Quantum score matching is equivalent to learning unitary generators for reverse processes.

Local Petz recovery maps effectively recover states with finite correlation length.

Classical shadow reconstruction provides a general method with rigorous error bounds.

Abstract

We introduce measurement-based quantum diffusion models that bridge classical and quantum diffusion theory through randomized weak measurements. The measurement-based approach naturally generates stochastic quantum trajectories while preserving purity at the trajectory level and inducing depolarization at the ensemble level. We address two quantum state generation problems: trajectory-level recovery of pure state ensembles and ensemble-average recovery of mixed states.
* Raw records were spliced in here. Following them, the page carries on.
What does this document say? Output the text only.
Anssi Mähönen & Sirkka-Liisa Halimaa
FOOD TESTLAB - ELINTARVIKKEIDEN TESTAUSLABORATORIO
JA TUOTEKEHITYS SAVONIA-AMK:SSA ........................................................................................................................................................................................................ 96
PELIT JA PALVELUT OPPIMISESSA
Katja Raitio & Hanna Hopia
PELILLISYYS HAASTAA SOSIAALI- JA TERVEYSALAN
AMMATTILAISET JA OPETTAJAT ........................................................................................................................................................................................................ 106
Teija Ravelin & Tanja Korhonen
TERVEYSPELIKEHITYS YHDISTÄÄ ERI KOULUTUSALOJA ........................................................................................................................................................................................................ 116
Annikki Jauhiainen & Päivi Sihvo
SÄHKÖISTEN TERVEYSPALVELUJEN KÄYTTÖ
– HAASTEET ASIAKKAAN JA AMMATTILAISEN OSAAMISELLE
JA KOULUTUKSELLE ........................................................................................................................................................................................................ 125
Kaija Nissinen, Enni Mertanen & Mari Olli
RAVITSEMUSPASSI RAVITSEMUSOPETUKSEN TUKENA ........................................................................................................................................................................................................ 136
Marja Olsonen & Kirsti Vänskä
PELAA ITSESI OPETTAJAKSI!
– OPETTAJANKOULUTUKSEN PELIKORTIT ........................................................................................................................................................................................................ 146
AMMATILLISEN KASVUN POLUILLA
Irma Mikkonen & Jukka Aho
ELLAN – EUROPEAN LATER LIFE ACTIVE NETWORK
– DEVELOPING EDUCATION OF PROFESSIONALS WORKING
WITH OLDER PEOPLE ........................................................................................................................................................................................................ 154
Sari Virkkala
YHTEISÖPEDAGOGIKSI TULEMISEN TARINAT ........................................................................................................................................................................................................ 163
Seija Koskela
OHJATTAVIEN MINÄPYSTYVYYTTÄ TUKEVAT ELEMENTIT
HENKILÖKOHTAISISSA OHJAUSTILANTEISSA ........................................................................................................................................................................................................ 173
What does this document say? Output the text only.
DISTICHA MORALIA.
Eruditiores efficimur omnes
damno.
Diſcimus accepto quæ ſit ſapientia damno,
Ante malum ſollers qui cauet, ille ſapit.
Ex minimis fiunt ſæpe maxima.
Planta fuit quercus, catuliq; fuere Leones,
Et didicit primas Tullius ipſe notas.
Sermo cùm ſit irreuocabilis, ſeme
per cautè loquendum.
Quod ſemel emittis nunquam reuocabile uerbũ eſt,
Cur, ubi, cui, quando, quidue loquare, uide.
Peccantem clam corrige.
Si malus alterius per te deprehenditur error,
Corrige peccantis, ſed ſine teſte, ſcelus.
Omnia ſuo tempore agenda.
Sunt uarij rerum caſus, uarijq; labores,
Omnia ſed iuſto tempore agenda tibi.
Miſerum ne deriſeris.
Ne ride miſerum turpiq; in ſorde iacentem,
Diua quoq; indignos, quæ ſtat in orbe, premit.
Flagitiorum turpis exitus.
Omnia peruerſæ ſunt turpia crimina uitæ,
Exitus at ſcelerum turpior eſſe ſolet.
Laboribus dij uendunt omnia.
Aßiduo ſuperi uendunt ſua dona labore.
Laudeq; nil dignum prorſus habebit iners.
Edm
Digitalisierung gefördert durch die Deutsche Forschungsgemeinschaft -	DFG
For trajectory-level recovery, we establish that quantum score matching is mathematically equivalent to learning unitary generators for the reverse process. For ensemble-average recovery, we introduce local Petz recovery maps for states with finite correlation length and classical shadow reconstruction for general states, both with rigorous error bounds. Our framework establishes Petz recovery maps as quantum generalizations of reverse Fokker-Planck equations, providing a rigorous bridge between quantum recovery channels and classical stochastic reversals. This work enables new approaches to quantum state generation with potential applications in quantum information science.